Jean-Pierre Ferdinand said that shrimp fishing is done throughout the year although the best season is summer. In fact, the water of the river is heated by the summer sun and “shrimps” look deeper to the soils.
Therefore, they are easily caught. “This fishing technique has a secular tradition that we got from our parents. It is an activity that is a main source of income for many families living in the area. This is still the case today. Nothing has changed,” he added.
Fishermen standing in the river, push their nets in search of shellfish. They attract the curiosity of walkers eager to see the catch. “The shrimp fisherman must be able to fit the seasons and weather conditions. He walks in the water for a long period of time everyday. It is a fishing activity that requires energy and it is very tiring,” suggests the fisherman.
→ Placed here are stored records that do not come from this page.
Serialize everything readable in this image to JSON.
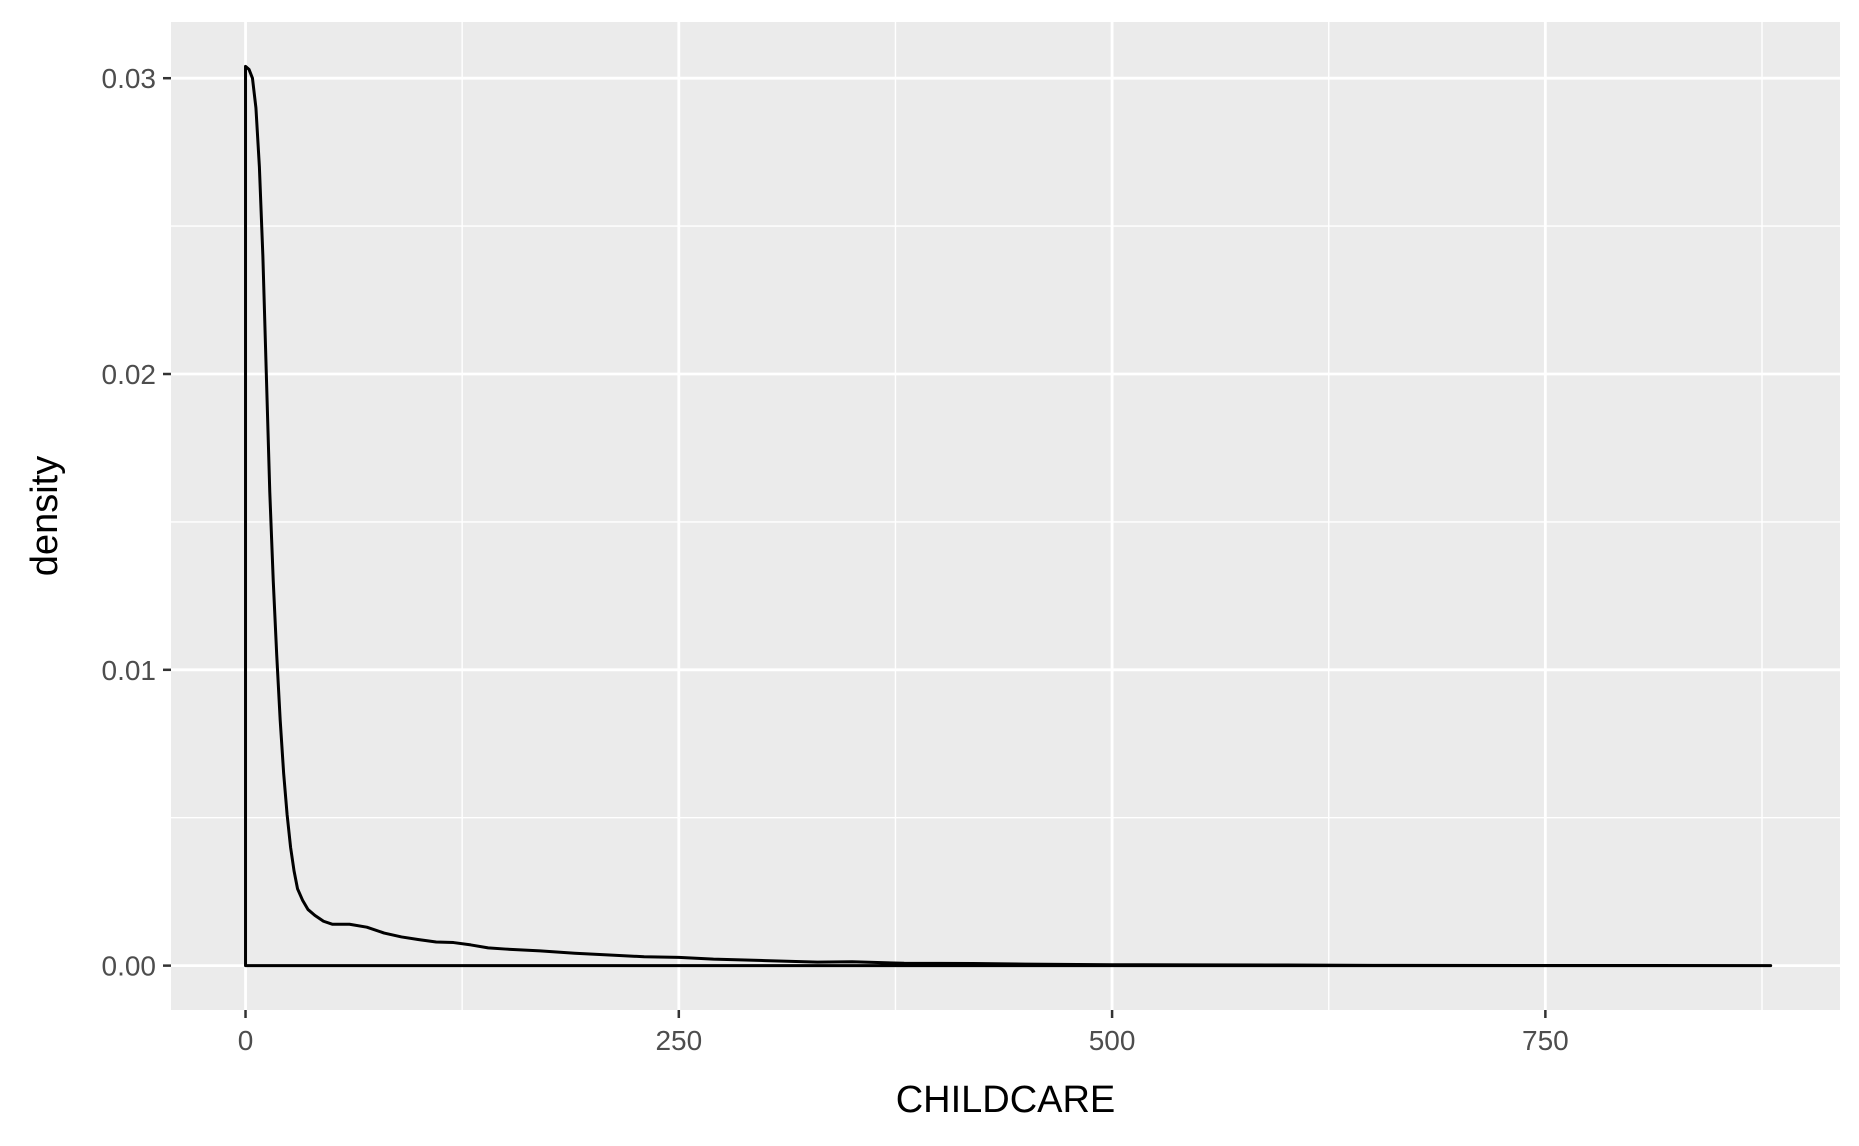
{
  "chart_data": {
    "type": "area",
    "geom": "density",
    "title": "",
    "xlabel": "CHILDCARE",
    "ylabel": "density",
    "xlim": [
      -43,
      920
    ],
    "ylim": [
      -0.0015,
      0.0319
    ],
    "x_ticks": [
      0,
      250,
      500,
      750
    ],
    "x_tick_labels": [
      "0",
      "250",
      "500",
      "750"
    ],
    "y_ticks": [
      0.0,
      0.01,
      0.02,
      0.03
    ],
    "y_tick_labels": [
      "0.00",
      "0.01",
      "0.02",
      "0.03"
    ],
    "x_minor_gridlines": [
      125,
      375,
      625,
      875
    ],
    "y_minor_gridlines": [
      0.005,
      0.015,
      0.025
    ],
    "grid": true,
    "legend": "none",
    "series": [
      {
        "points": [
          [
            0,
            0.0304
          ],
          [
            2,
            0.0303
          ],
          [
            4,
            0.03
          ],
          [
            6,
            0.029
          ],
          [
            8,
            0.027
          ],
          [
            10,
            0.024
          ],
          [
            12,
            0.02
          ],
          [
            14,
            0.016
          ],
          [
            16,
            0.013
          ],
          [
            18,
            0.0105
          ],
          [
            20,
            0.0083
          ],
          [
            22,
            0.0065
          ],
          [
            24,
            0.0051
          ],
          [
            26,
            0.004
          ],
          [
            28,
            0.0032
          ],
          [
            30,
            0.0026
          ],
          [
            33,
            0.0022
          ],
          [
            36,
            0.0019
          ],
          [
            40,
            0.0017
          ],
          [
            45,
            0.0015
          ],
          [
            50,
            0.0014
          ],
          [
            60,
            0.0014
          ],
          [
            70,
            0.0013
          ],
          [
            80,
            0.0011
          ],
          [
            90,
            0.00097
          ],
          [
            100,
            0.00088
          ],
          [
            110,
            0.0008
          ],
          [
            120,
            0.00078
          ],
          [
            130,
            0.0007
          ],
          [
            140,
            0.0006
          ],
          [
            150,
            0.00056
          ],
          [
            170,
            0.0005
          ],
          [
            190,
            0.00042
          ],
          [
            210,
            0.00036
          ],
          [
            230,
            0.0003
          ],
          [
            250,
            0.00028
          ],
          [
            270,
            0.00022
          ],
          [
            300,
            0.00017
          ],
          [
            330,
            0.00012
          ],
          [
            350,
            0.00013
          ],
          [
            380,
            8e-05
          ],
          [
            420,
            7e-05
          ],
          [
            450,
            5e-05
          ],
          [
            500,
            3e-05
          ],
          [
            550,
            2.5e-05
          ],
          [
            600,
            2e-05
          ],
          [
            650,
            1e-05
          ],
          [
            750,
            5e-06
          ],
          [
            800,
            3e-06
          ],
          [
            880,
            0.0
          ]
        ]
      }
    ],
    "colors": {
      "panel_background": "#ebebeb",
      "gridline": "#ffffff",
      "line": "#000000",
      "fill": "none",
      "tick_text": "#4d4d4d",
      "axis_title": "#000000",
      "tick_mark": "#333333"
    }
  }
}
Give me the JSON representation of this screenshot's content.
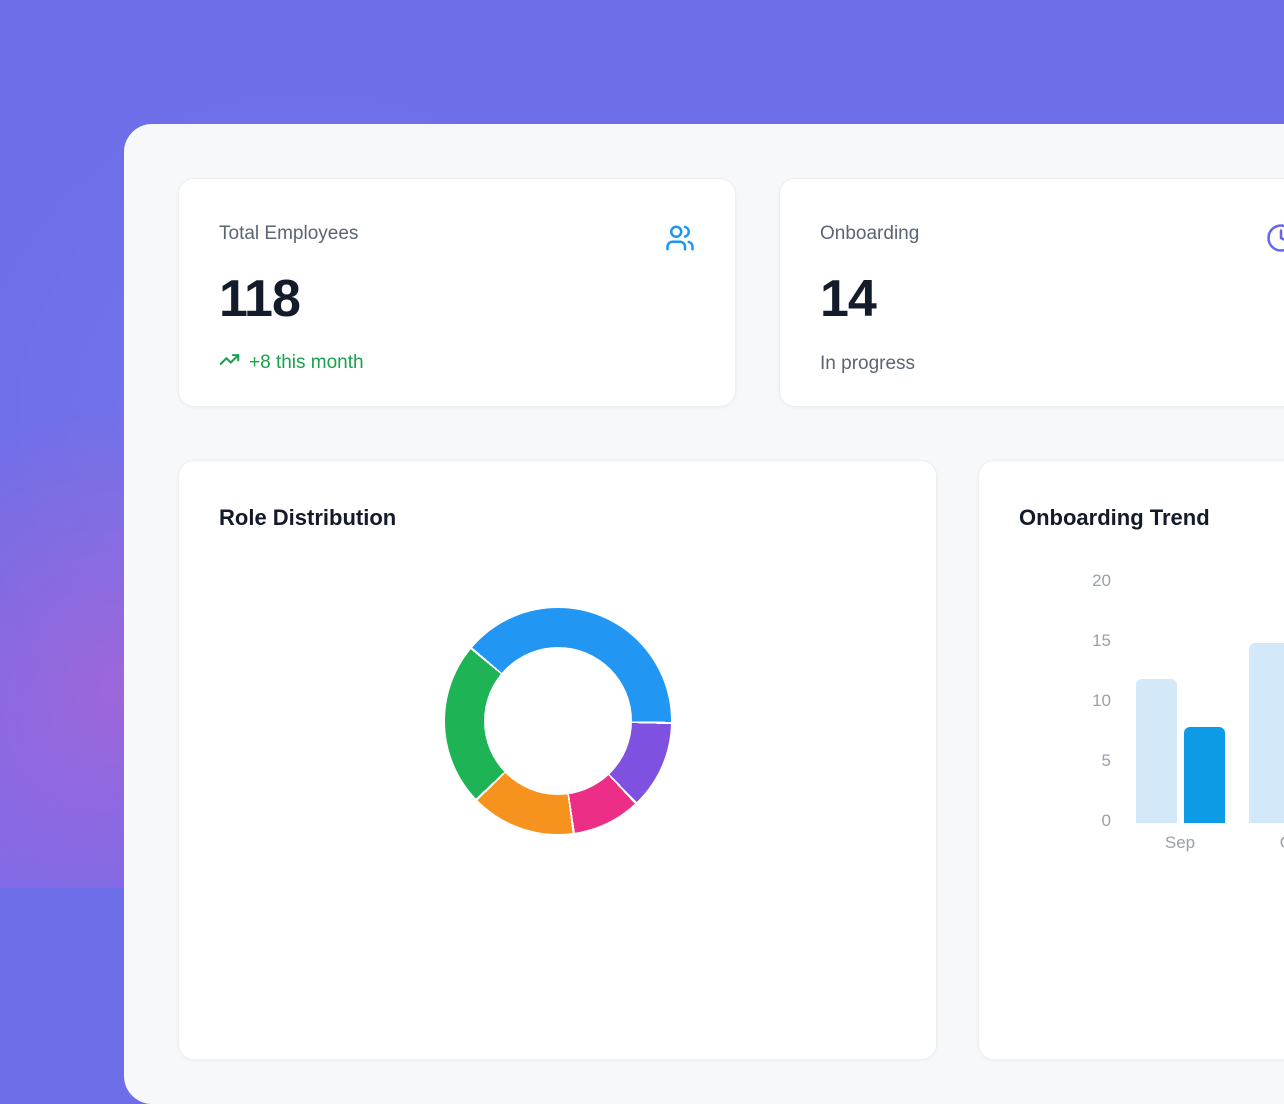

“Of nocturnal habits, the ‘prawns’ spend most of the day hidden under seaweed. So we use jute bags for scraping the rock walls starting from the bottom going upwards and to fish under the algae. One must not be afraid to get water up to the waist,” said the fisherman.
After fishing, sorting is important because you have to release the small shrimp for them to reproduce. “Shrimp larvae are daily released into the water to make sure to have shrimps the following day,” he said. “We clean the ‘shrimps’ that are just caught. Then we sell them at Rs, 100 per plate.”
The crustaceans get clients every day. “People from different parts of the island and foreign place order from us. Bann dimun oule manz seki fre. Sevret kuler rose ki vande dan bazar fini griye.”
“As you see, the size of ‘shrimps’ varies from two to eight centimeters. In their natural environment, they are not pink, but translucent. Its only after cooking that they take the pink color characteristic. Customers appreciate the exceptional taste of freshwater shrimp.”
Story of fishermen
Jean-Marc Cader, 49, is like Jean-Pierre Ferdinand, a fisherman residing near the river. A shack serves as a home for his family and the carpenter has nothing else. For over ten years, the main business of this father is fishing freshwater “shrimps”.
Around the lake, fishermen are busy fishing “shrimps”, tilapia, eels … ” As the saying goes, it takes all kinds of things to make a complete world. Life is very hard. We, shrimp fishermen, risk our lives to support our families,” points out Jean-Marc Cader.
“Our revenues are insufficient. They allow us to buy just groceries for the family. It takes a lot of patience in this business. This is a difficult task that requires endurance and patience,” notes the shrimp fisherman.